The 3 Engagement Ring Rules That You Need To Break

Questioning rules is fun — and actually breaking them is exciting and liberating As a society, we have a lot of rules around engagement rings. But do they really serve us?

For example, you might feel like your engagement ring is “supposed to be” a diamond. But what if it could be created with blue green sapphires instead? You’ve heard that your ring should come as a surprise, but what if you feel the deep desire to communicate with your man about engagement? Here are three rules to think about breaking.

Rule # 1: “It has to be a surprise”

People often assume that the whole proposal — from the setting, to the words he speaks, to the ring he presents — has to come as a complete surprise. This “rule” probably comes from romantic comedies and television. After all, surprises make for great entertainment!

But when you really start talking to married couples, you realize that they  had many discussions about engagement, rings, commitment and marriage before the proposal actually goes down.

Rule # 2: “It has to be a diamond”

Have you heard the story about the woman who cut off the end of every roast that she cooked? One day she discovered the meaning behind the “tradition”: Her great-great-grandmother didn’t have the right sized baking pan!

Diamonds are kind of like that. The tradition dates back to the 1947 De Beers marketing campaign, ““A Diamond Is Forever”. Before that, all kinds of gems were used as statements of commitment during the engagement period.

Sapphire rings were a standard, and lately, they’ve been coming back in a big way. We also see opals, rubies, emeralds, and rings that contain stunning combinations of stones.

Rule # 3: “He has to spend two months of his salary”

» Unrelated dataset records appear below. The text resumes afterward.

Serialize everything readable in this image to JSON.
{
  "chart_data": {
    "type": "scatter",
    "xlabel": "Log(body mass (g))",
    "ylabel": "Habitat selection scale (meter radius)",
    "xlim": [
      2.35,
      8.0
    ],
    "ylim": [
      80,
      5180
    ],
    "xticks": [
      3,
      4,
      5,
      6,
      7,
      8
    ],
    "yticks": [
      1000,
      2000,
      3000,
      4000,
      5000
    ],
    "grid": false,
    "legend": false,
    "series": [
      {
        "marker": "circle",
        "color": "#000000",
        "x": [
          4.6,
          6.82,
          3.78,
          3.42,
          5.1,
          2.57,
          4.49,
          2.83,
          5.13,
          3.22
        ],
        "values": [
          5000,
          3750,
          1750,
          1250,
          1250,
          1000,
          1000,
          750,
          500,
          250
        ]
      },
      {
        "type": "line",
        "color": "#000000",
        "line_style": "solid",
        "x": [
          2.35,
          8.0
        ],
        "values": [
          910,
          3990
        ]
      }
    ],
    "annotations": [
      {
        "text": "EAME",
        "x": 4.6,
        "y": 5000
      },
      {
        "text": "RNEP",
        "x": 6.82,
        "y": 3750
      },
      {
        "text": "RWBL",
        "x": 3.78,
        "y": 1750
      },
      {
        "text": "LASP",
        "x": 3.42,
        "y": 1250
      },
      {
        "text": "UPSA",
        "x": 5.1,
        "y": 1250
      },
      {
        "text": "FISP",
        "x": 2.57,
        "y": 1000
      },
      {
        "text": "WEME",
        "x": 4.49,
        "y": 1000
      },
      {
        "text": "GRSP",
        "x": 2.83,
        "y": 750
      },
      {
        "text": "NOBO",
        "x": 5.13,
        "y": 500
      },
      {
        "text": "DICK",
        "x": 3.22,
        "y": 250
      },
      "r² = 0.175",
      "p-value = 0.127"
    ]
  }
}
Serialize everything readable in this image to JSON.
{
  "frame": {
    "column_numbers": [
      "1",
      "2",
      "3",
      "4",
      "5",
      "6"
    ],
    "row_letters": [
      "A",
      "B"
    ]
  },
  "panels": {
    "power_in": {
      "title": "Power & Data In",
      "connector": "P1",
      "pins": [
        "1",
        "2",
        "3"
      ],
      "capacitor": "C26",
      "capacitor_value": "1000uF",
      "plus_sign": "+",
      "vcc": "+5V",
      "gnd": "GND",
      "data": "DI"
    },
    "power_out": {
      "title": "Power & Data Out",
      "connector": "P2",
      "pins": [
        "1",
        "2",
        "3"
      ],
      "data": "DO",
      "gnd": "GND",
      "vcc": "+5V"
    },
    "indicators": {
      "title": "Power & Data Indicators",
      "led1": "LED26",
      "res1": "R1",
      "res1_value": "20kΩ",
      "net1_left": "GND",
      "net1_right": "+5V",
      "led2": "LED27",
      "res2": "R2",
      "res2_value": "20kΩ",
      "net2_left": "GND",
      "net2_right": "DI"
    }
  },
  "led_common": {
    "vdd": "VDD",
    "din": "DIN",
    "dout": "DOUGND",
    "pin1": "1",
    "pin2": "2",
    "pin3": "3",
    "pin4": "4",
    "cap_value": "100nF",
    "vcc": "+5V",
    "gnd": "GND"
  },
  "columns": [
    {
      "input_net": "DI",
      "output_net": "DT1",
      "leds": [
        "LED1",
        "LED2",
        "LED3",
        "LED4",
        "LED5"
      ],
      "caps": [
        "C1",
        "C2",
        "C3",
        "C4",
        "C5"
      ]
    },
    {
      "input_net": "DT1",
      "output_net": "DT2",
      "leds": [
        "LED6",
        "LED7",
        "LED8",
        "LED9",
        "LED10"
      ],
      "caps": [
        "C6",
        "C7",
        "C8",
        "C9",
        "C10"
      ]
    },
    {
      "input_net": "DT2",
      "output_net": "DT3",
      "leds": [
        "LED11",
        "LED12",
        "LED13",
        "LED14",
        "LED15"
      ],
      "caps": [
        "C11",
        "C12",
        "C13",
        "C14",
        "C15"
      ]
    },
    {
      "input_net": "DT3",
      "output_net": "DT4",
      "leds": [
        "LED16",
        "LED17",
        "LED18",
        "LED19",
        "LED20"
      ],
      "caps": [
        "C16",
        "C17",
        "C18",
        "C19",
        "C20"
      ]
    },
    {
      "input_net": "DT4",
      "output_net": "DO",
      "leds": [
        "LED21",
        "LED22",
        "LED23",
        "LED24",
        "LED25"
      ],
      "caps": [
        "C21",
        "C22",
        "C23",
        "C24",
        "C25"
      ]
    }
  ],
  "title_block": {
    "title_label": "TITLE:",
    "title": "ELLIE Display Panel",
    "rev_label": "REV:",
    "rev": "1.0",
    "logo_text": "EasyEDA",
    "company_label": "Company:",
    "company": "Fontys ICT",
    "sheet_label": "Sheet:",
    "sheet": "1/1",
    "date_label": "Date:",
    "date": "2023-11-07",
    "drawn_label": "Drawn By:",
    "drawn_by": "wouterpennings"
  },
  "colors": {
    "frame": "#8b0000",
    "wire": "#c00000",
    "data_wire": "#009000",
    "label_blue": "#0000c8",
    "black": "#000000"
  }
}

The amount that your partner spends on your ring is in no way correlated with how much he loves you. Instead, it reflects your values as a couple.

If you and your man value family and tradition, he might pass down a family heirloom instead of spending anything on a ring. If you both value spontaneity, he might propose with whatever he can get his hands on. Chances are, you’ll love the quirks that are apparent in his choice.

Start talking to married couples that you look up to. You’ll likely notice that they let the rules fly out of the window, and did what was right for them. Likewise, you don’t have to feel limited by constricting rules. Follow your heart and do what is best for your relationship.